Das Symposium beschäftigt sich mit 3 klinischen u. pharmakologischen Aspekten der aktuellen u. künftigen Therapie von Kopfschmerzen
1. Potentielle Medikamenteninteraktionen gehören zu den Herausforderungen jeder medikamentösen Behandlung. Sie müssen im Patienten individuellen Kontext bewertet werden. Neben der Dauermedikation sind die Akut- und oft bedachte Selbstmedikation, sowie Lebensgewohnheiten zu berücksichtigen. Schlecht aktualisierte Arzneimittelinteraktionen-Datenbanken können eine falsche Sicherheit vermitteln. Gerade bei modernen, neu zugelassenen Substanzen werden dann relevante Interaktionen übersehen.
2. Der Medikamentenübergebrauchskopfschmerz (MÜKS) ist eine klinische Besonderheit. Voraussetzung für seine Entwicklung sind eine primäre Kopfschmerzerkrankung und ein Medikamentenübergebrauch an > 10-15 Tagen pro Monat über mind. 3 Monate. Klinische Daten zeigen, dass Triptane (5HT 1B/D Agonisten) schneller zur MÜKS führen als Analgetika.
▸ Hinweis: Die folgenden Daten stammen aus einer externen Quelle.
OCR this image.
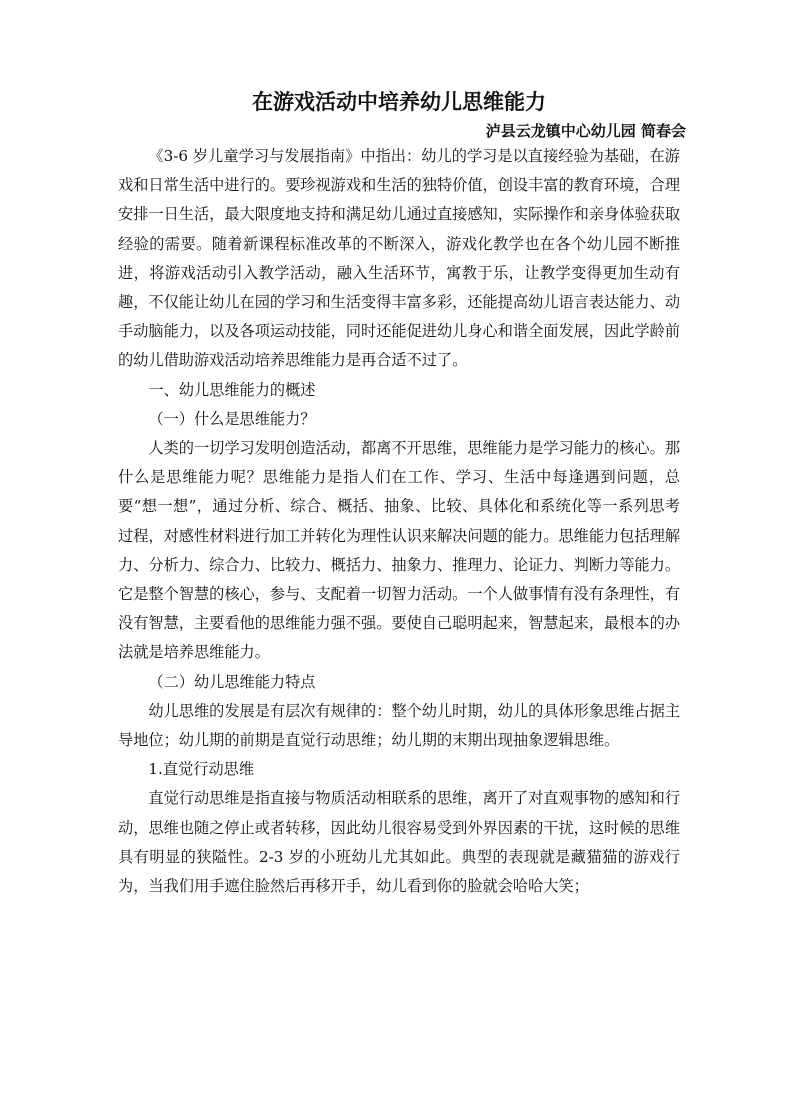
在游戏活动中培养幼儿思维能力
泸县云龙镇中心幼儿园 简春会

《3-6 岁儿童学习与发展指南》中指出：幼儿的学习是以直接经验为基础，在游戏和日常生活中进行的。要珍视游戏和生活的独特价值，创设丰富的教育环境，合理安排一日生活，最大限度地支持和满足幼儿通过直接感知，实际操作和亲身体验获取经验的需要。随着新课程标准改革的不断深入，游戏化教学也在各个幼儿园不断推进，将游戏活动引入教学活动，融入生活环节，寓教于乐，让教学变得更加生动有趣，不仅能让幼儿在园的学习和生活变得丰富多彩，还能提高幼儿语言表达能力、动手动脑能力，以及各项运动技能，同时还能促进幼儿身心和谐全面发展，因此学龄前的幼儿借助游戏活动培养思维能力是再合适不过了。

一、幼儿思维能力的概述

（一）什么是思维能力？

人类的一切学习发明创造活动，都离不开思维，思维能力是学习能力的核心。那什么是思维能力呢？思维能力是指人们在工作、学习、生活中每逢遇到问题，总要“想一想”，通过分析、综合、概括、抽象、比较、具体化和系统化等一系列思考过程，对感性材料进行加工并转化为理性认识来解决问题的能力。思维能力包括理解力、分析力、综合力、比较力、概括力、抽象力、推理力、论证力、判断力等能力。它是整个智慧的核心，参与、支配着一切智力活动。一个人做事情有没有条理性，有没有智慧，主要看他的思维能力强不强。要使自己聪明起来，智慧起来，最根本的办法就是培养思维能力。

（二）幼儿思维能力特点

幼儿思维的发展是有层次有规律的：整个幼儿时期，幼儿的具体形象思维占据主导地位；幼儿期的前期是直觉行动思维；幼儿期的末期出现抽象逻辑思维。

1.直觉行动思维

直觉行动思维是指直接与物质活动相联系的思维，离开了对直观事物的感知和行动，思维也随之停止或者转移，因此幼儿很容易受到外界因素的干扰，这时候的思维具有明显的狭隘性。2-3 岁的小班幼儿尤其如此。典型的表现就是藏猫猫的游戏行为，当我们用手遮住脸然后再移开手，幼儿看到你的脸就会哈哈大笑；
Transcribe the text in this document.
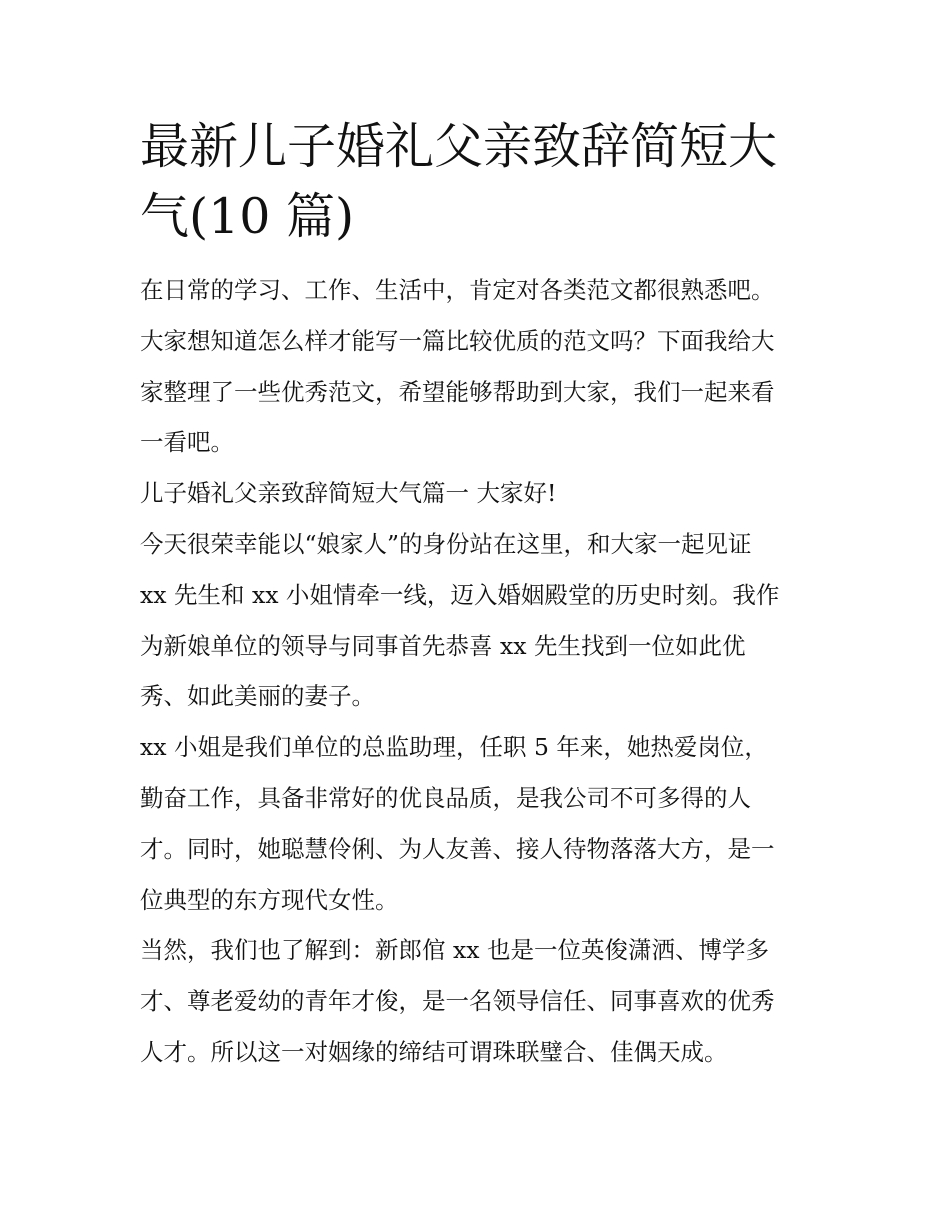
最新儿子婚礼父亲致辞简短大
气(10 篇)

在日常的学习、工作、生活中，肯定对各类范文都很熟悉吧。

大家想知道怎么样才能写一篇比较优质的范文吗？下面我给大

家整理了一些优秀范文，希望能够帮助到大家，我们一起来看

一看吧。

儿子婚礼父亲致辞简短大气篇一 大家好!

今天很荣幸能以“娘家人”的身份站在这里，和大家一起见证

xx 先生和 xx 小姐情牵一线，迈入婚姻殿堂的历史时刻。我作

为新娘单位的领导与同事首先恭喜 xx 先生找到一位如此优

秀、如此美丽的妻子。

xx 小姐是我们单位的总监助理，任职 5 年来，她热爱岗位，

勤奋工作，具备非常好的优良品质，是我公司不可多得的人

才。同时，她聪慧伶俐、为人友善、接人待物落落大方，是一

位典型的东方现代女性。

当然，我们也了解到：新郎倌 xx 也是一位英俊潇洒、博学多

才、尊老爱幼的青年才俊，是一名领导信任、同事喜欢的优秀

人才。所以这一对姻缘的缔结可谓珠联璧合、佳偶天成。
Allerdings verläuft die Entzugsbehandlung bei einem Triptan-MÜKS schneller u. günstiger als bei einem Analgetika-MÜKS. Auch die Langzeitprognose eines Triptan-MÜKS ist insofern günstiger, als viel seltener ein Rückfall auftritt. Erklärungen aus der Grundlagenforschung gibt es hierzu bislang nur wenige. Medikamentenübergebrauch führt möglicherweise zu Veränderungen an 5HT- Rezeptoren, insbesondere zur Überexpression von pronozizeptiven 5HT-2A Rezeptoren. Man findet eine erniedrigte Konzentration von 5HT, was womöglich zur Ausschüttung von Calzitonin-Gen-gebundenem-Peptid (CGRP) und somit zur pathologischen Aktivierung des trigeminalen nozizeptiven Systems. Porecca und seine Mitarbeiter zeigten, dass regelmäßige Einnahme von Sumatriptan zu komplexen pronozizeptiven Veränderungen des trigeminalen Schmerzmatrix führt.
3. Ein Schlüssel-Neuropeptid der Migräne-Pathophysiologie ist CGRP. Die Effekte bei der Hemmung der CGRP Freisetzung bzw. Blockade von CGRP Rezeptoren im Tiermodell haben das therapeutische Potential von Substanzen mit CGRP antagonistischen Effekten erkennen lassen. Inzwischen sind spezifische Antikörper verfügbar, die sich gegen CGRP bzw. den CGRP Rezeptor richten. Ihre Migräne-prophylaktischen Effekte wurden bereits am Menschen nachgewiesen. Die Substanzen stehen kurz vor der Zulassung.
CGRP spielt jedoch nicht nur bei der Aktivierung des trigeminalen nozizeptiven Systems eine Schlüsselrolle: Fast alle Arterien weisen CGRP sezernierende Neurone auf. Auch Immunzellen und Endothelzellen können CGRP produzieren. CGRP-immunreaktive Afferenzen werden im Knochenmark, Thymus, Milz und Lymphknoten gefunden. Inwieweit eine lang anhaltende Blockade des CGRP-Systems andere als Migräne-prophylaktische Effekte entfaltet, lässt sich aus den Studienergebnissen noch nicht abschätzen. Kenntnisse zu der physiologischen Bedeutung von CGRP sind daher für die Bewertung von Effekten einer lang anhaltenden CGRP Blockade für den Kopfschmerztherapeuten von Interesse.